Main research directions:
1. Minimally invasive brain-computer interface system
Invasive brain-computer interfaces (BCIs) represent a frontier in brain-computer integrated intelligence. By establishing high-speed bidirectional information exchange between the brain and external devices, they aim to restore motor/sensory functions in tetraplegic patients, rehabilitate damaged vision and hearing, and treat neuropsychiatric disorders. Our lab aims to develop minimally invasive BCI technologies and integrated systems. This includes individualized non-invasive precision neuro-navigation, minimally invasive cranial access techniques, and automated high-precision implantation of flexible electrodes. These innovations will enable automated, craniotomy-free multi-region implantation with vascular avoidance capabilities, achieving precise and efficient surgeries.

2. Brain science research
Behavior and cognition emerge through neuronal interaction, which requires integration between local and distant areas orchestrated by densely connected networks. Our lab explores information processing through neural circuit interactions, and context-dependent dynamic regulation of these networks for functional optimization across behavioral states.
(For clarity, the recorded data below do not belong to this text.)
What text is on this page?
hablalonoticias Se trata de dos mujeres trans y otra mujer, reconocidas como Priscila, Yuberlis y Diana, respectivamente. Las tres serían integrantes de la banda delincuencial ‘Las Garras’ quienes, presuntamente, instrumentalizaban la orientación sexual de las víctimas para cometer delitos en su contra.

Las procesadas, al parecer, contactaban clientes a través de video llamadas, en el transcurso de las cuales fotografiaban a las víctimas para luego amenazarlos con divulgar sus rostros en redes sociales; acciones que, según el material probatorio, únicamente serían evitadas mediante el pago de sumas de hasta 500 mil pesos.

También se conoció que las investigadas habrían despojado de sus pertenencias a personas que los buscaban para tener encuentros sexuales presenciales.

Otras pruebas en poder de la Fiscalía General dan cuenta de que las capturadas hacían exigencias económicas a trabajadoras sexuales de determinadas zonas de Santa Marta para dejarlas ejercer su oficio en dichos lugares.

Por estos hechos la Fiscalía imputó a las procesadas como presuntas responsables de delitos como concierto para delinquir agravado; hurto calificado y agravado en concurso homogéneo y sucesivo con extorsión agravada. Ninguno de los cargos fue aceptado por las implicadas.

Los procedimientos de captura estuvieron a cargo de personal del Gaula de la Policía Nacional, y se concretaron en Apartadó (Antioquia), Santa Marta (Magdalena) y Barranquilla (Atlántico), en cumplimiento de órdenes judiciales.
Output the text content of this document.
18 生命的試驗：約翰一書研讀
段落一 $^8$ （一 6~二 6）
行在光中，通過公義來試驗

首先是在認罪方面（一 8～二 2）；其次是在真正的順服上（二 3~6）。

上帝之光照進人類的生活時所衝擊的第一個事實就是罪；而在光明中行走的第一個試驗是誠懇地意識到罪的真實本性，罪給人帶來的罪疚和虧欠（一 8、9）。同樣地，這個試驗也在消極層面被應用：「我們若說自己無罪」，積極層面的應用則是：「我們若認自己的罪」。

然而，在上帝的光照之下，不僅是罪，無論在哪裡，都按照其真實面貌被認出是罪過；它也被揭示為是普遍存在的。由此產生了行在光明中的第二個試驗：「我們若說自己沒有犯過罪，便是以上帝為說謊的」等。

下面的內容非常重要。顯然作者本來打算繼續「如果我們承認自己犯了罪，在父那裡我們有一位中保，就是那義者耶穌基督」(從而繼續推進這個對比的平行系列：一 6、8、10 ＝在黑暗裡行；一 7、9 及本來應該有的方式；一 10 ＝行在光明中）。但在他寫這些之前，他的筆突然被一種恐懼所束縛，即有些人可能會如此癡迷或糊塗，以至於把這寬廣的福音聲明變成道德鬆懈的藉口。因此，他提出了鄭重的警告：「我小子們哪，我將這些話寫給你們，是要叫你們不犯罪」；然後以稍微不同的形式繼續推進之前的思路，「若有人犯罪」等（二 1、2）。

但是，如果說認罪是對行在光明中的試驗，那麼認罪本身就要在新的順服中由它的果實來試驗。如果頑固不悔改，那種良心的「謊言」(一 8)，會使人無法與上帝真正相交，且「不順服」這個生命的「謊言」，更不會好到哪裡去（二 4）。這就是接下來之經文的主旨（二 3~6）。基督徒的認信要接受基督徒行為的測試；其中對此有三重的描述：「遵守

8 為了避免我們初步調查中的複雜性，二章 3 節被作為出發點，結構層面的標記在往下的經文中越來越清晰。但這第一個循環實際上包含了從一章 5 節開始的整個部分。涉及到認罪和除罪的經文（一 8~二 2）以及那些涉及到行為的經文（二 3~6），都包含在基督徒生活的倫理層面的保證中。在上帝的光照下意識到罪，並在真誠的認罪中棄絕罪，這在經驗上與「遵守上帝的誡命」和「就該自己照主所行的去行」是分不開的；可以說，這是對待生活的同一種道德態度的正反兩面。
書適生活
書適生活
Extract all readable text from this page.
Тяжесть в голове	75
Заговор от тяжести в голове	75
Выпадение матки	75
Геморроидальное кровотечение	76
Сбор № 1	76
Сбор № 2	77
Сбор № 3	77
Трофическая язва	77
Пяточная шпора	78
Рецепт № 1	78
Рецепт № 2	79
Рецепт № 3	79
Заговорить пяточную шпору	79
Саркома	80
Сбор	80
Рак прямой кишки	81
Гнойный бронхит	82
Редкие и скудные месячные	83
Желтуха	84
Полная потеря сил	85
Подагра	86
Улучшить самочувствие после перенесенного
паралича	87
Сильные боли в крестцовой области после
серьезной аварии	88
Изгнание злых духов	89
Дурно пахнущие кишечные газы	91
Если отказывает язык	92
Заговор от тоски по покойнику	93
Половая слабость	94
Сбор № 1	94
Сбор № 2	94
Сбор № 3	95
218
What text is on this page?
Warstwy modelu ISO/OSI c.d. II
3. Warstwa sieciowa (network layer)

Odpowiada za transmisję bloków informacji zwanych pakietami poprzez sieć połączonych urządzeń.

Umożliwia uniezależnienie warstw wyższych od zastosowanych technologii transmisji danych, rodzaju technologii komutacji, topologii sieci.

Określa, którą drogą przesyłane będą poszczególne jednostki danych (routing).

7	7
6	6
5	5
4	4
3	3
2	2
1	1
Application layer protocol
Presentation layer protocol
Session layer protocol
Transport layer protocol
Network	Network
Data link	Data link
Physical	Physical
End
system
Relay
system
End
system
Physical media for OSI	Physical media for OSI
These include neural signal encoding and decoding, brain-machine dual-learning fusion control, brain network structure-function relationships, and identification of individualized functional brain regions etc. These advances will apply to brain-computer control systems, bidirectional neural interfaces, and biomarker identification for brain disorders.
3. Brain-inspired computing
We apply principles of neural information processing from biological networks to guide novel artificial neural network designs. These include leveraging self-organized critical states to enhance artificial neural network computational capabilities, and developing new learning algorithms with biomimetic architectures to enable continuous, context-aware learning in deep neural networks.